Field trip no. 19 from “Geologic Excursions to the Rocky Mountains and Beyond,” field trip guidebook of the 1996 Annual Meeting of the Geological Society of America. (SP-44 has the complete set.) 30 pages. Digital PDF download. OF-96-04-19D
From the Summary and Introduction:
The Laramie Mountains of southeastern Wyoming contain an exposed core of Precambrian rocks that range in age from greater than 2.7 Ga to 1.43 Ga. Rocks in the central part of the range are predominantly Archean granitic gneiss, metasedimentary rocks and greenstone (Snyder, 1984, 1986) that represent the southeastern-most exposures of the Wyoming Archean province. In the southern parts of the range, Archean rocks were intruded ~1.43 Ga by the Laramie Anorthosite Complex and Sherman Granite (Fig. 1).

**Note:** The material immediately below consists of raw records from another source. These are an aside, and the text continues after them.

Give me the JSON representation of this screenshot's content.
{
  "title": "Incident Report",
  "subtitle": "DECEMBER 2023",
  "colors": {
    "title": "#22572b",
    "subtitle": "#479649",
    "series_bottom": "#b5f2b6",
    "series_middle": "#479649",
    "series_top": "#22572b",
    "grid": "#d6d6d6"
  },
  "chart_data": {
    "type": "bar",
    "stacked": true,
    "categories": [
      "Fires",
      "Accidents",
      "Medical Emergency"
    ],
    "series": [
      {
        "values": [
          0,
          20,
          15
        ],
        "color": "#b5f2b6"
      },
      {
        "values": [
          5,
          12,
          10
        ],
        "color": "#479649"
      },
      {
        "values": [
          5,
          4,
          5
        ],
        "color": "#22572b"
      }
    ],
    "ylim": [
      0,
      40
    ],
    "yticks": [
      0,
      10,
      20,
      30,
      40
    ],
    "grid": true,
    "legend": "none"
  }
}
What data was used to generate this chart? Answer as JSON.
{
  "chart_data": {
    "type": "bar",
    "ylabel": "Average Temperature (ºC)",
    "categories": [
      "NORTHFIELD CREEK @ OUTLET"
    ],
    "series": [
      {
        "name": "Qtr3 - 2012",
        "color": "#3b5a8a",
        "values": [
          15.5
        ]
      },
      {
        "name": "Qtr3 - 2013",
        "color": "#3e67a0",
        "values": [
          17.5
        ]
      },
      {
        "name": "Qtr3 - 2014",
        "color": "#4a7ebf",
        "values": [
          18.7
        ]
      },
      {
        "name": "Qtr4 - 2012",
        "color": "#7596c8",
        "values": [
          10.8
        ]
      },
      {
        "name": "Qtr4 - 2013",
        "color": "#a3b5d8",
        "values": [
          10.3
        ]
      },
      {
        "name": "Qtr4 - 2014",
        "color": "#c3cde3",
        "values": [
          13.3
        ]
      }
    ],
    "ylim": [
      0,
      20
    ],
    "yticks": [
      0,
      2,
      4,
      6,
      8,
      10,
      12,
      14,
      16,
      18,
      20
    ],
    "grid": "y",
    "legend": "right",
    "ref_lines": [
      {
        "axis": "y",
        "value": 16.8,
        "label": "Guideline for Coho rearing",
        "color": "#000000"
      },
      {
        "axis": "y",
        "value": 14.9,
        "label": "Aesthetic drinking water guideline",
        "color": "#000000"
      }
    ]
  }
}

However, recent radiometric dating in the central Laramie Mountains has also identified Early Proterozoic ages of -2.01 Ga for widespread mafic dikes and local granitic plutons that intruded the Archean rocks. Deformation features and fabrics within these Early Proterozoic units and comparable features in their Archean host rocks indicate that the southeastern margin of the Wyoming Archean province sustained a complex history of thick-skinned deformation at mid-crustal levels during at least two periods of Early Proterozoic deformation. This field trip examines evidence for the Early Proterozoic deformation and considers the relationship of deformation features to the Trans-Hudson orogen, Cheyenne belt suture, and Central Plains orogen that mark the boundaries of this southeastern margin of the Wyoming province.